Saturday, November 2, 2013

Make a Social Media Weekend Plan

Family Time


I know the feeling. Despite having worked every weekend for the last two years, I know the desire to let it all go and just focus on the important things in life like faith and family. I’ll get there, someday, but you can get there now and still be strong at social media management.


See, the challenge is that social media for business is ever-so important. The weekends can be, for many pages and social media profiles, have the highest potential for engagement and interaction. A good chunk of people check social media more regularly on weekends than during the week. It’s also a time when money is spent in different ways so having the right engagement to go after the weekend dollars or the dollars that will be spent in the coming week can be achieved more readily on the weekends.


Unfortunately, you probably don’t have a weekend team watching and controlling everything for you. You’re stuck with it, even if you have weekends off. This translates into one of two most likely scenarios: you either spend time on the weekends using social media or you let your business social media accounts go on the weekends. Either way is bad.


There’s an alternative. You can have your weekends (mostly) and still stay on top of social media as a result. Here’s how:



  1. Set up your mobile alerts. If you have a heavily-trafficked social media presence, you’re probably monitoring manually through the week, so you can turn it off then. For the weekends, yes, it means your phone will be blowing up, but you can still stay on top of it and make a decision about replying or waiting until Monday based upon the urgency. Thankfully, if it’s a casual communication, there’s nothing wrong with waiting until Monday. However, there will be important business communications and you don’t want to make those wait.

  2. Schedule. When I see businesses that post 5-days a week, it annoys me. Social media doesn’t take weekends off and your presence shouldn’t, either. If it makes it easier, set up a theme for the weekends. Don’t ask questions if you’re not ready to answer the responses. There’s nothing sillier than blowing a weekend with a question that brings in 500 responses blowing up your phone. Save those for the week.

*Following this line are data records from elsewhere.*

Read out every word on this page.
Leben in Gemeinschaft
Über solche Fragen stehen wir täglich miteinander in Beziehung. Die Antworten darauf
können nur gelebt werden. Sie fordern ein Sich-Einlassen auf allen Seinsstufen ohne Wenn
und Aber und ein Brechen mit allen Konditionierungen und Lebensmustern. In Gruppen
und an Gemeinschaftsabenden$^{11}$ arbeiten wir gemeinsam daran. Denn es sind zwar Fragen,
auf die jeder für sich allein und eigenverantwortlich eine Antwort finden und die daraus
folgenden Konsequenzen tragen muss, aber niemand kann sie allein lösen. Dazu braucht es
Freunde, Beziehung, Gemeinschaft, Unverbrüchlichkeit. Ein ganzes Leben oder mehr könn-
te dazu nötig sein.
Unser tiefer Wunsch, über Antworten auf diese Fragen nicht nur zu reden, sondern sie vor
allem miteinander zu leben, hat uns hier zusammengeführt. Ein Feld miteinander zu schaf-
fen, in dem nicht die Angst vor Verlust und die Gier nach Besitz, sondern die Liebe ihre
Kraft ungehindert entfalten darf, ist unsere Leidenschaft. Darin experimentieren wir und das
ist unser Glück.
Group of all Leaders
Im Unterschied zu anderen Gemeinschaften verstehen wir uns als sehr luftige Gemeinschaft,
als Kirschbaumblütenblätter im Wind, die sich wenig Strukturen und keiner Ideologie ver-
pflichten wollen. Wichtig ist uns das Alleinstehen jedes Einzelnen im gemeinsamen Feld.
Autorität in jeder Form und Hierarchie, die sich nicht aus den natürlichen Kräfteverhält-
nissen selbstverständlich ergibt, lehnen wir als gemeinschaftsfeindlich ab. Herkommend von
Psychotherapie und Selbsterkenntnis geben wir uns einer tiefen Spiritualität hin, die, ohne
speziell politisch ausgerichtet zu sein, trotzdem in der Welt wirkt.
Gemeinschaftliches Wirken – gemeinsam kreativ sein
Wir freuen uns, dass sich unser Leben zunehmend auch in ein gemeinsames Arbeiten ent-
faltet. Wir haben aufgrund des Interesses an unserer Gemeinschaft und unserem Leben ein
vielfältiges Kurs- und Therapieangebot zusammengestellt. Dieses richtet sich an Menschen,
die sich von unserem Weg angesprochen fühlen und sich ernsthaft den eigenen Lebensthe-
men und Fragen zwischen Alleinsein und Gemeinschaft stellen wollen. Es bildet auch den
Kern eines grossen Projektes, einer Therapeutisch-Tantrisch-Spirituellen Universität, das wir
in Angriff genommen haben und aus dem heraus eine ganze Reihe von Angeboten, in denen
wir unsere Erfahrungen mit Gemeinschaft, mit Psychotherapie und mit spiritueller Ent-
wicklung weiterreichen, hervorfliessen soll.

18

  3. Get creative help. A part-time employee or contractor that you can trust can cover the weekends for you at a very affordable rate. Students and stay-at-home parents come in handy here. Give them tasks that can help during the week as well such as creating content that will be posted later, scheduling up Mondays that are often meeting-heavy, or vetting the new likes and followers from the week.


Social media might not rest, but that doesn’t mean you can’t. Do it the right way and either minimize or eliminate the need to be omnipresent all week while still maintaining a strong presence.